A coupled Bayesian and fault tree methodology to assess future groundwater conditions in light of climate change
J. J. Huang1, M. Du2, E. A. McBean3, H. Wang1, and J. Wang11State Key Laboratory of Simulation and Regulation of Water Cycle in River Basin, China Institute of Water Resources and Hydropower Research, Beijing, 100038, China 2Polytech Nice-Sophia, 930 Route des Colles, 06903 Sophia Antipolis, France 3School of Engineering, University of Guelph, Guelph, ON, N1G 2W1, Canada
Received: 18 Jun 2014 – Accepted for review: 07 Jul 2014 – Discussion started: 06 Aug 2014
Abstract. Maintaining acceptable groundwater levels, particularly in arid areas, while protecting ecosystems, are key measures against desertification. Due to complicated hydrological processes and their inherent uncertainties, investigations of groundwater recharge conditions are challenging, particularly in arid areas under climate changing conditions.

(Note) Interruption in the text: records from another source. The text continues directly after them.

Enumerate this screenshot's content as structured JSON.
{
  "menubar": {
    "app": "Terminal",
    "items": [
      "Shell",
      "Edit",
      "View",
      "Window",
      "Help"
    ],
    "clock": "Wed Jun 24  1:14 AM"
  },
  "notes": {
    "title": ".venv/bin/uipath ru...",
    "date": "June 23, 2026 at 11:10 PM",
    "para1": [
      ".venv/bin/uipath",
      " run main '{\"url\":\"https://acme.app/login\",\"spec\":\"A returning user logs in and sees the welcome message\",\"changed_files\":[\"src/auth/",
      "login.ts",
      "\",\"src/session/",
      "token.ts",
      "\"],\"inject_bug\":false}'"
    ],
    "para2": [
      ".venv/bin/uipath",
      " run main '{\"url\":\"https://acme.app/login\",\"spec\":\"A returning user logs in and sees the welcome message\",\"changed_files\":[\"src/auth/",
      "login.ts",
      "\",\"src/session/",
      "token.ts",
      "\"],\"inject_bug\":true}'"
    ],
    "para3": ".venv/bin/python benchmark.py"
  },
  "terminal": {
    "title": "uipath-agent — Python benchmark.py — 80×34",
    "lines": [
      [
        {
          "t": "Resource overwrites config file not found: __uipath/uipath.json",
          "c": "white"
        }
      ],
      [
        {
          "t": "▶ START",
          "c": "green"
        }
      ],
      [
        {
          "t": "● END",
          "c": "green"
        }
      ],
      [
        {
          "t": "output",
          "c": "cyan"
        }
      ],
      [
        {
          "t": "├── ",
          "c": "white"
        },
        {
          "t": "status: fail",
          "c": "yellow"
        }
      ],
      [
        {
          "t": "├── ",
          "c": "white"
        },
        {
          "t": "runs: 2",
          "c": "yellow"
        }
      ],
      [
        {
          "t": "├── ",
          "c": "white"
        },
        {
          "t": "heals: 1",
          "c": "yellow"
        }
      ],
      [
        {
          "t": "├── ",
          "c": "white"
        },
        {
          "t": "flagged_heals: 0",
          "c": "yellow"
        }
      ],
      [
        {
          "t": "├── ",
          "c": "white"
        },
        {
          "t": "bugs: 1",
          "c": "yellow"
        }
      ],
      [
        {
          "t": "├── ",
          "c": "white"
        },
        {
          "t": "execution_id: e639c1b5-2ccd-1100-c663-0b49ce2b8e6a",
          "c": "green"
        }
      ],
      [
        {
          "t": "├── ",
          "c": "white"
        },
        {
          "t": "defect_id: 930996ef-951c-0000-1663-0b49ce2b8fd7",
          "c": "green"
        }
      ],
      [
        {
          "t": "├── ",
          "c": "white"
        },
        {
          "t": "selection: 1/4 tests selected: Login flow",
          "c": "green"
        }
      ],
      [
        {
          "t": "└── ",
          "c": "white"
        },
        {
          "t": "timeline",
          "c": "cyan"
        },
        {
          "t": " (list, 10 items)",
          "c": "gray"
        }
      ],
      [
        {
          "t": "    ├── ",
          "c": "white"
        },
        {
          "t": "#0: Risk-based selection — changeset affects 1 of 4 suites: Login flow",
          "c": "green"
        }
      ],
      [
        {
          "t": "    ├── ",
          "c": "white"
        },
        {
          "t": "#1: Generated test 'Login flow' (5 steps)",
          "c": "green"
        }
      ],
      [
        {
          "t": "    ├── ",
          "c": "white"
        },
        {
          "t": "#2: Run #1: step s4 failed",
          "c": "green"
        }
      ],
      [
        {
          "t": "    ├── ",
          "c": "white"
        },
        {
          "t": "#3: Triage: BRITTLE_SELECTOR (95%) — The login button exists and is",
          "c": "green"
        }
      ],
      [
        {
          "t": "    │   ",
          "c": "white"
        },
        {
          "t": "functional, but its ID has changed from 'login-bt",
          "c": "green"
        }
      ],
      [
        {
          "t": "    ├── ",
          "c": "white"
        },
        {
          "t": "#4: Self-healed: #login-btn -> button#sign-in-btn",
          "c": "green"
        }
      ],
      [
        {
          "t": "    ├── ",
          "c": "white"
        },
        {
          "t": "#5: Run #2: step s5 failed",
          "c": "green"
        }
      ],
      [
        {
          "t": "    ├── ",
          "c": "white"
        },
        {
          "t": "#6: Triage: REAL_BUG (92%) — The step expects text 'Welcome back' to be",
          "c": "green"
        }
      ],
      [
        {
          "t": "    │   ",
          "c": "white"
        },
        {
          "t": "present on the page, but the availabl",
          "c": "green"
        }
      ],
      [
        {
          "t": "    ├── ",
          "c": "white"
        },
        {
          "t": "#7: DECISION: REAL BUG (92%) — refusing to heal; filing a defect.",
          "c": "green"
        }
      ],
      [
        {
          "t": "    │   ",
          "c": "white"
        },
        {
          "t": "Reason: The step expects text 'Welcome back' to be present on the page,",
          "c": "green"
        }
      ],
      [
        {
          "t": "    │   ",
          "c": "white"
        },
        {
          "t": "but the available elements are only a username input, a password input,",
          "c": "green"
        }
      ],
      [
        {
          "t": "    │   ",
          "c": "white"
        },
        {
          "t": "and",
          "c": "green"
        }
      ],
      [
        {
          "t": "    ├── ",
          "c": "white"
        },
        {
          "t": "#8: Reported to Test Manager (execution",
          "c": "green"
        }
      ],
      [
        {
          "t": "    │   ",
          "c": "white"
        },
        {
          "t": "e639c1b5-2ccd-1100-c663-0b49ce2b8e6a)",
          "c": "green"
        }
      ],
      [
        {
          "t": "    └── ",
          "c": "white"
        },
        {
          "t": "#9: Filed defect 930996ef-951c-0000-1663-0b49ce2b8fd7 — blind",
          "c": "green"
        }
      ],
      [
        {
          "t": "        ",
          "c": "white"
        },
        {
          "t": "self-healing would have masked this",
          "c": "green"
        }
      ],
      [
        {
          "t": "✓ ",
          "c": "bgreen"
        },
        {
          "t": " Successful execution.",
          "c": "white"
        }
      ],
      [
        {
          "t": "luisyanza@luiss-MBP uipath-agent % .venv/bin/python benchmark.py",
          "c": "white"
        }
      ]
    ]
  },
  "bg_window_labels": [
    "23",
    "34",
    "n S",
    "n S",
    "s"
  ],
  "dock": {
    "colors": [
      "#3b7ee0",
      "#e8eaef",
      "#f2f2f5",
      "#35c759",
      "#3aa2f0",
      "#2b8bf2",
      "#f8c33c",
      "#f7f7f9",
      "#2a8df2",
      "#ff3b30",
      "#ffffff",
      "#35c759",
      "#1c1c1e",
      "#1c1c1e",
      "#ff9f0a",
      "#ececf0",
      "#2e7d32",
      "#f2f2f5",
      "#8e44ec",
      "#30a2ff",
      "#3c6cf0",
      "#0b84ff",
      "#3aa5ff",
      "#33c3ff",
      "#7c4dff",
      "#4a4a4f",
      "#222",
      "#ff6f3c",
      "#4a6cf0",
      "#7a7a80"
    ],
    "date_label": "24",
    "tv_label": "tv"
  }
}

To assist planning to protect against desertification, a fault tree methodology, in conjunction with fuzzy logic and Bayesian data mining, are applied to Minqin Oasis, a highly vulnerable regime in northern China. A set of risk factors is employed within the fault tree framework, with fuzzy logic translating qualitative risk data into probabilities. Bayesian data mining is used to quantify the contribution of each risk factor to the final aggregated risk. The implications of both historical and future climate trends are employed for temperature, precipitation and potential evapotranspiration (PET) to assess water table changes under various future scenarios. The findings indicate that water table levels will continue to drop at the rate of 0.6 m yr−1 in the future when climatic effects alone are considered, if agricultural and industrial production capacity remain at 2004 levels.
Huang, J. J., Du, M., McBean, E. A., Wang, H., and Wang, J.: A coupled Bayesian and fault tree methodology to assess future groundwater conditions in light of climate change, Hydrol. Earth Syst. Sci. Discuss., 11, 9361-9397, doi:10.5194/hessd-11-9361-2014, 2014.